Like the idea of doing nothing but travelling, pursuing your passions or anything else you fancy at the age of 40? If so, you need to hear more about FIRE, a movement of millennials aiming to retire early by the time they turn 40. This seemingly impossible dream could be within reach for anyone who commits to saving regularly while investing cleverly in shares and bonds. Yuh offers the ideal platform for long-term savings and smart investments.
FIRE-movement and early retirement
How would you like to choose when you retire – and what if you could do it by the age of 40? If you like the sound of this, you might already be a member of the growing global FIRE movement. Its followers reject the “live to work” motto that influenced older generations, instead focusing all their attention on reaching the stage in life when they will no longer need to work. They want this phase to last as long as possible and start after only ten or 20 years of employment – around the age of 40. After that, they want to live – as the mood takes them, and with a clear financial plan. After all, you can only retire early at 40 if you live frugally while investing part of your savings wisely.
Financial independence and the 4% rule
FIRE stands for ‘Financial Independence, Retire Early’. To turn this dream into reality, FIRE devotees stick to the universal 4% rule developed in the 90s to reassure pensioners who worried that their money would not be enough to see them through old age. First, it’s essential to know how much you can save during your professional years. Secondly, you need to work out precisely how much money you need to be financially independent and free for the rest of your life. The 4% rule assumes that you can achieve a 4% return on invested capital in the long run by making clever investments.

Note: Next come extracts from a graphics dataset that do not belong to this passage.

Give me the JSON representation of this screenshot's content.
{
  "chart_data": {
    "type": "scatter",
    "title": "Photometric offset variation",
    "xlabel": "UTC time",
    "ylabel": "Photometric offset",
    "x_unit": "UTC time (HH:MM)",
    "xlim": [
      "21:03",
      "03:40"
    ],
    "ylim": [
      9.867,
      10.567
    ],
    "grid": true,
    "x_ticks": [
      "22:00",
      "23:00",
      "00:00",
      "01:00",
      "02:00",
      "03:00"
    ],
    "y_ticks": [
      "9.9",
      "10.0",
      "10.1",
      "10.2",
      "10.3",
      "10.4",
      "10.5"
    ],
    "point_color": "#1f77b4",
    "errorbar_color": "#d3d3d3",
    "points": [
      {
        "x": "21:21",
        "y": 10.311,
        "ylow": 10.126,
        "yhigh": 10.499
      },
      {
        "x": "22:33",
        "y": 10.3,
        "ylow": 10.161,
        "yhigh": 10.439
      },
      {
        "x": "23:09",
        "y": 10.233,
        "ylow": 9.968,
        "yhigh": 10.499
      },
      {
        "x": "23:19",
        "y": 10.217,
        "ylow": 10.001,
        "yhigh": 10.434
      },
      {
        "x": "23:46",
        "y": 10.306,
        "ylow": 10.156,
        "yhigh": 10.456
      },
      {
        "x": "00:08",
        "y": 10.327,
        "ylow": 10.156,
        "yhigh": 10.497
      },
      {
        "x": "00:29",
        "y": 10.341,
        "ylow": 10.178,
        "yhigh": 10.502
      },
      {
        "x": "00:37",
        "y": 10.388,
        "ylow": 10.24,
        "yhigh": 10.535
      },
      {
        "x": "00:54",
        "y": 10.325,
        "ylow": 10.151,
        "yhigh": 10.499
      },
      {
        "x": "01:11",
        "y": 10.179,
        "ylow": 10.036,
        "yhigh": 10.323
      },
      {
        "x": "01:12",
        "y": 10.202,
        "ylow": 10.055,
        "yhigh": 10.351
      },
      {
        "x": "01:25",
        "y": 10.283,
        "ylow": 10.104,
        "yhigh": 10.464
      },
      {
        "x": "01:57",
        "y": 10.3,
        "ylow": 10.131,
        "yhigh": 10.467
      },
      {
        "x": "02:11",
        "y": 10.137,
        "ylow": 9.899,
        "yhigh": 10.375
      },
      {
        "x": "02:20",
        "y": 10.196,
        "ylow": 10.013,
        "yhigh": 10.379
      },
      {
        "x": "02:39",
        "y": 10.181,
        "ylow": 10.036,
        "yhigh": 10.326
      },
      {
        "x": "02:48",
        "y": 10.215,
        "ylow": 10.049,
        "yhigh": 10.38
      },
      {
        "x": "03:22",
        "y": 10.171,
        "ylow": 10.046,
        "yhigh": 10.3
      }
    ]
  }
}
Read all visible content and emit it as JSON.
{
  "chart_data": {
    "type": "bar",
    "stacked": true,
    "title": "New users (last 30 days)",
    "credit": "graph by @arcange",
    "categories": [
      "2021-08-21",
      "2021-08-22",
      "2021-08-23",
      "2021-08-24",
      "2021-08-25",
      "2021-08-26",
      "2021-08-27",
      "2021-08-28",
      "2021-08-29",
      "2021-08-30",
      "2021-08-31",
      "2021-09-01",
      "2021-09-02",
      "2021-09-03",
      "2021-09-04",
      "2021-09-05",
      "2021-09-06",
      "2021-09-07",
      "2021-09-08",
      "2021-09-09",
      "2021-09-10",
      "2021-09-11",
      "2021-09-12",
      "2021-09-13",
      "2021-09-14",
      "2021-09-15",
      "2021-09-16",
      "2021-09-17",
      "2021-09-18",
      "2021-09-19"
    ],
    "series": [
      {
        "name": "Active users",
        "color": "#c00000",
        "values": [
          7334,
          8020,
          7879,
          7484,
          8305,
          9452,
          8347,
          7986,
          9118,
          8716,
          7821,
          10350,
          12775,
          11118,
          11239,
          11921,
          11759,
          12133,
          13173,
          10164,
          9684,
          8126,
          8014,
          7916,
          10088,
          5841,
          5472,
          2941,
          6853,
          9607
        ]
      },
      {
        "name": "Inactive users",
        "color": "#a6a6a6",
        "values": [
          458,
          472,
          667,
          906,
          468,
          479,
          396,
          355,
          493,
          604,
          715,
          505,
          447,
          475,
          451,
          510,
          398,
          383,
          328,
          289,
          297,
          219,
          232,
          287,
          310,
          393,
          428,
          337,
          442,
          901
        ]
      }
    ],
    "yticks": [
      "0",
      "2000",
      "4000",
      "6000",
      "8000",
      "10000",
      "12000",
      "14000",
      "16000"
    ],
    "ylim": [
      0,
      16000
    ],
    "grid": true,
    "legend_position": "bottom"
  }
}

You can withdraw this money without disturbing the original capital. To follow this rule, it’s vital to know what retirement assets you will need. To work this out, simply multiply the amount you would like to spend each year of your retirement by 25, so if you think you’ll need CHF 40,000 a year to live, you need CHF 1 million in assets. As a result, it makes sense to draw up a budget of fixed costs (housing and other costs), variable costs (debt repayments, energy costs) and one-off expenses (holidays).
Early retirement at 40: invest and save with Yuh
Whether you’re now the latest convert to the FIRE movement or pursuing your own savings and investment goals, you need to plan the simplest way to turn your financial dreams into reality – a plan that allows you to make progress while staying motivated. It’s also important to have oversight and control of your account at all times so that you can invest, move and withdraw your money. Saving can be fun if you are your own banker, working towards a particular goal. To get more out of your money, it’s always a good idea to draw up a budget of what you can invest. There are many ways to combine your investments with your interests and passions. You can invest in specific areas and issues, from gaming and vegetarianism to cannabis and cryptocurrencies. You can invest in the theme or currency of your choice. No matter what you decide, make sure you set an upper limit for your investments, as there is always the risk that you will lose your money when investing. Whatever your financial dreams and desires, the Yuh app is the perfect way to make a plan and achieve your goals.
Is the FIRE-movement right for you?
Retirement at 40 and financial independence certainly sound appealing, and the Yuh app gives you the tools to make your savings and investment plans a reality. Yet it is also a big challenge. After all, to retire at 40 you need to be a ruthless saver. This means giving up a lot to avoid spending money unnecessarily. What’s more, investing always involves risks. There are no guarantees that your investments will be successful. Yet one thing is certain – you will learn how to make your money go further and how to manage savings and investments. And if you ever decide that the FIRE movement isn’t for you after all, you’ll have plenty of new expertise, more money in your account and a whole host of smart investment strategies at your fingertips.